In the wake of #MeToo, women all over the world have talked about circumstances under which they have had to smile and act their way out of unwanted advances or assault. They’ve had to do this while every cell in their body recoils at unwanted touch or lewd conversation.

Joking one’s way out of high stakes, unpredictable and possibly dangerous situations is not a novel coping mechanism. Glover reminds us of this with the minstrel display he sprinkles into his performance. The image of the cooning, jiving, soft shoe Sambo/Jemima has been one of America’s most beloved and enduring caricatures of Blackness in pop culture.

Ole Sambo won’t hurtcha, this archetype of Black subservience cries. These images were/are comforting to the white majority. After all, what harm could a grinning fool unleash on his tormentors, even and especially in the throes of that torment? To the oppressor, this may seem duplicitous upon reflection; but for those who have had to employ smiles, speech that is neither too loud nor too threatening, reducing ourselves so as not to appear too uppity, the uncountable imaginative ways the victimized work to preserve the essence of their lives while reducing the full expression of their humanity, this masquerade is survival.

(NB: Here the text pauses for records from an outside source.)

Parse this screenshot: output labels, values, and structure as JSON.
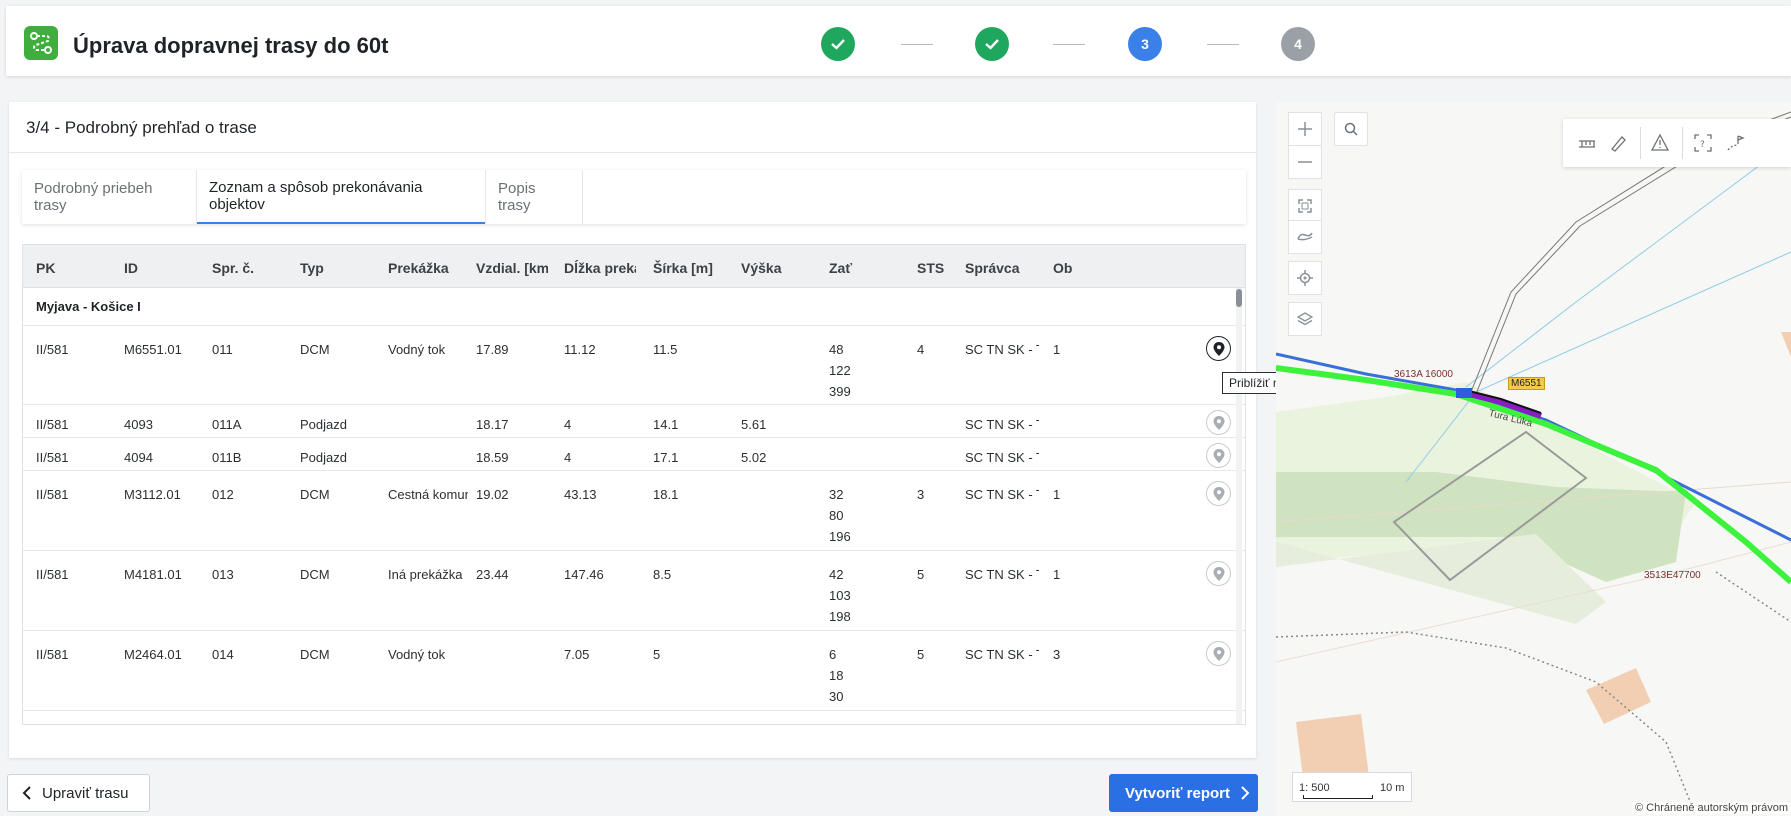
{
  "header": {
    "title": "Úprava dopravnej trasy do 60t",
    "steps": [
      {
        "label": "✓",
        "state": "done"
      },
      {
        "label": "✓",
        "state": "done"
      },
      {
        "label": "3",
        "state": "active"
      },
      {
        "label": "4",
        "state": "pending"
      }
    ]
  },
  "panel": {
    "title": "3/4 - Podrobný prehľad o trase",
    "tabs": [
      {
        "label": "Podrobný priebeh trasy"
      },
      {
        "label": "Zoznam a spôsob prekonávania objektov"
      },
      {
        "label": "Popis trasy"
      }
    ]
  },
  "table": {
    "columns": [
      "PK",
      "ID",
      "Spr. č.",
      "Typ",
      "Prekážka",
      "Vzdial. [km]",
      "Dĺžka prekážky",
      "Šírka [m]",
      "Výška",
      "Zať",
      "STS",
      "Správca",
      "Ob"
    ],
    "group": "Myjava - Košice I",
    "rows": [
      {
        "pk": "II/581",
        "id": "M6551.01",
        "spr": "011",
        "typ": "DCM",
        "prekazka": "Vodný tok",
        "vzdial": "17.89",
        "dlzka": "11.12",
        "sirka": "11.5",
        "vyska": "",
        "zat": "48\n122\n399",
        "sts": "4",
        "spravca": "SC TN SK - TN",
        "ob": "1"
      },
      {
        "pk": "II/581",
        "id": "4093",
        "spr": "011A",
        "typ": "Podjazd",
        "prekazka": "",
        "vzdial": "18.17",
        "dlzka": "4",
        "sirka": "14.1",
        "vyska": "5.61",
        "zat": "",
        "sts": "",
        "spravca": "SC TN SK - TN",
        "ob": ""
      },
      {
        "pk": "II/581",
        "id": "4094",
        "spr": "011B",
        "typ": "Podjazd",
        "prekazka": "",
        "vzdial": "18.59",
        "dlzka": "4",
        "sirka": "17.1",
        "vyska": "5.02",
        "zat": "",
        "sts": "",
        "spravca": "SC TN SK - TN",
        "ob": ""
      },
      {
        "pk": "II/581",
        "id": "M3112.01",
        "spr": "012",
        "typ": "DCM",
        "prekazka": "Cestná komunikácia",
        "vzdial": "19.02",
        "dlzka": "43.13",
        "sirka": "18.1",
        "vyska": "",
        "zat": "32\n80\n196",
        "sts": "3",
        "spravca": "SC TN SK - TN",
        "ob": "1"
      },
      {
        "pk": "II/581",
        "id": "M4181.01",
        "spr": "013",
        "typ": "DCM",
        "prekazka": "Iná prekážka",
        "vzdial": "23.44",
        "dlzka": "147.46",
        "sirka": "8.5",
        "vyska": "",
        "zat": "42\n103\n198",
        "sts": "5",
        "spravca": "SC TN SK - TN",
        "ob": "1"
      },
      {
        "pk": "II/581",
        "id": "M2464.01",
        "spr": "014",
        "typ": "DCM",
        "prekazka": "Vodný tok",
        "vzdial": "",
        "dlzka": "7.05",
        "sirka": "5",
        "vyska": "",
        "zat": "6\n18\n30",
        "sts": "5",
        "spravca": "SC TN SK - TN",
        "ob": "3"
      }
    ],
    "tooltip": "Priblížiť na"
  },
  "buttons": {
    "back": "Upraviť trasu",
    "report": "Vytvoriť report"
  },
  "map": {
    "labels": {
      "parcel1": "3613A 16000",
      "bridge": "M6551",
      "street": "Tura Lúka",
      "parcel2": "3513E47700"
    },
    "scale": {
      "ratio": "1: 500",
      "distance": "10 m"
    },
    "copyright": "© Chránené autorským právom",
    "colors": {
      "route": "#3df23d",
      "road": "#3a6fd8",
      "highlight": "#8a1cc4"
    }
  }
}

That Glover is able to achieve this dichotomy, i.e. the simultaneous portrayal of both the perpetrator of violence and an agent of the panacea America, and the world by extension, has come to depend on is an artistic marvel. And it’s disturbing. Convention now demands that the burden of forgiveness and healing be placed on those who have been on the receiving end of an atrocity, doing more to absolve the perpetrators of their malevolence than to provide restorative justice to the maligned. Case in point: After white nationalists marched and violently attacked counter-protestors in Charlottesville, America’s current president opined that there was ‘hatred and bigotry on many sides’, despite all evidence to the contrary. David Duke, an unabashed white supremacist and former Grand Wizard of the KKK lauded his statement, calling it “very good”. And while there are always calls for the injured (women and/or minorities in particular) to move on, there is rarely a call to hold offenders to account. Victims are expected to smile and dance their way through their anguish. This performance, this masquerade, is a crutch individuals and communities under siege have relied upon for centuries, and very little has changed over time. So too have provocateurs in pursuit of their absolution. And just when you thought you had given enough, performed enough, earned your right to your body and your self, the harpies who have defined your body/art/beauty/talent as their property chase and hunt you down, demanding your give more.

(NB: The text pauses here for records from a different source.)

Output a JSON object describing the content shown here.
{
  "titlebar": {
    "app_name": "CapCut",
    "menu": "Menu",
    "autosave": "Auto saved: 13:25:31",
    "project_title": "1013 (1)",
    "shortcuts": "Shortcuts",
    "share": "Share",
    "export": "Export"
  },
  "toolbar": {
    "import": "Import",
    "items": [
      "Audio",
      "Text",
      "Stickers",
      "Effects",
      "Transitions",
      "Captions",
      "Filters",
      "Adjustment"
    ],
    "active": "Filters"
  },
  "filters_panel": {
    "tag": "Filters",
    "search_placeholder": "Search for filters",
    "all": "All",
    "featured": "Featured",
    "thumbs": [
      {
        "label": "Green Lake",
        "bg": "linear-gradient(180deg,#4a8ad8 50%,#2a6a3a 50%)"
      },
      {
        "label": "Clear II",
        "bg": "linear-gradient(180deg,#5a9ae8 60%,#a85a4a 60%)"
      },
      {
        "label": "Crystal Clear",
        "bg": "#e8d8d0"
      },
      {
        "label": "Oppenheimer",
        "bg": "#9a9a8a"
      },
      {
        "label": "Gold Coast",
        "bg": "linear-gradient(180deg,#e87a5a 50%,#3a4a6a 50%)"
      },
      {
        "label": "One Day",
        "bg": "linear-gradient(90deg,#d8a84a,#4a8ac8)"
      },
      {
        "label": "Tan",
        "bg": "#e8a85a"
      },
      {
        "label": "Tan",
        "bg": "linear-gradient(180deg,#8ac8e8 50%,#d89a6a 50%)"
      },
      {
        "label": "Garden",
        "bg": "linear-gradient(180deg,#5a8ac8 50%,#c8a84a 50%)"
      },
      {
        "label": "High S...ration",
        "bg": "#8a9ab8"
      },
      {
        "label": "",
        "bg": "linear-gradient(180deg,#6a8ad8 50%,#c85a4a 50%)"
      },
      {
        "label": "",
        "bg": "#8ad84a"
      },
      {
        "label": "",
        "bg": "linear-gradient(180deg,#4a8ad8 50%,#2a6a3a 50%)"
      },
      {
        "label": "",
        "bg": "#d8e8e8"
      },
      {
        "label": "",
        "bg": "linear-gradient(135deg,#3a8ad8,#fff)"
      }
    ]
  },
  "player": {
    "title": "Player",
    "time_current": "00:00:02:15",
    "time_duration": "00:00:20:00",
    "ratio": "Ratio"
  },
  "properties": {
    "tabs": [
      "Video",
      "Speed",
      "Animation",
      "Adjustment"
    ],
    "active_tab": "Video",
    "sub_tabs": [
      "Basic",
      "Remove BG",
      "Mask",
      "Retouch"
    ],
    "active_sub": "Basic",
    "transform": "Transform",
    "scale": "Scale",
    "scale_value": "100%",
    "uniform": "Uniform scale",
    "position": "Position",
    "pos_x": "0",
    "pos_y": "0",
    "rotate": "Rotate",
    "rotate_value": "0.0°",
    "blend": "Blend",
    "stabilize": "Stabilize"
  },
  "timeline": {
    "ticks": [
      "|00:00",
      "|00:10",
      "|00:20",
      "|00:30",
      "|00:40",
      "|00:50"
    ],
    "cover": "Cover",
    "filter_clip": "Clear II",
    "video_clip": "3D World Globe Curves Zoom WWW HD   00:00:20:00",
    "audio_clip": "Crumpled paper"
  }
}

Run Away Donald Glover GIF by Childish Gambino - Find & Share on GIPHY

There will be more dance crazes. There will be more viral videos centering on the semi-literate and disadvantaged. They will become memes and gifs. But before you consume the next slice of what presents as vapid entertainment in what is now in limitless supply, lets ask ourselves a singular important question: Whose pain is this meant to distract me from?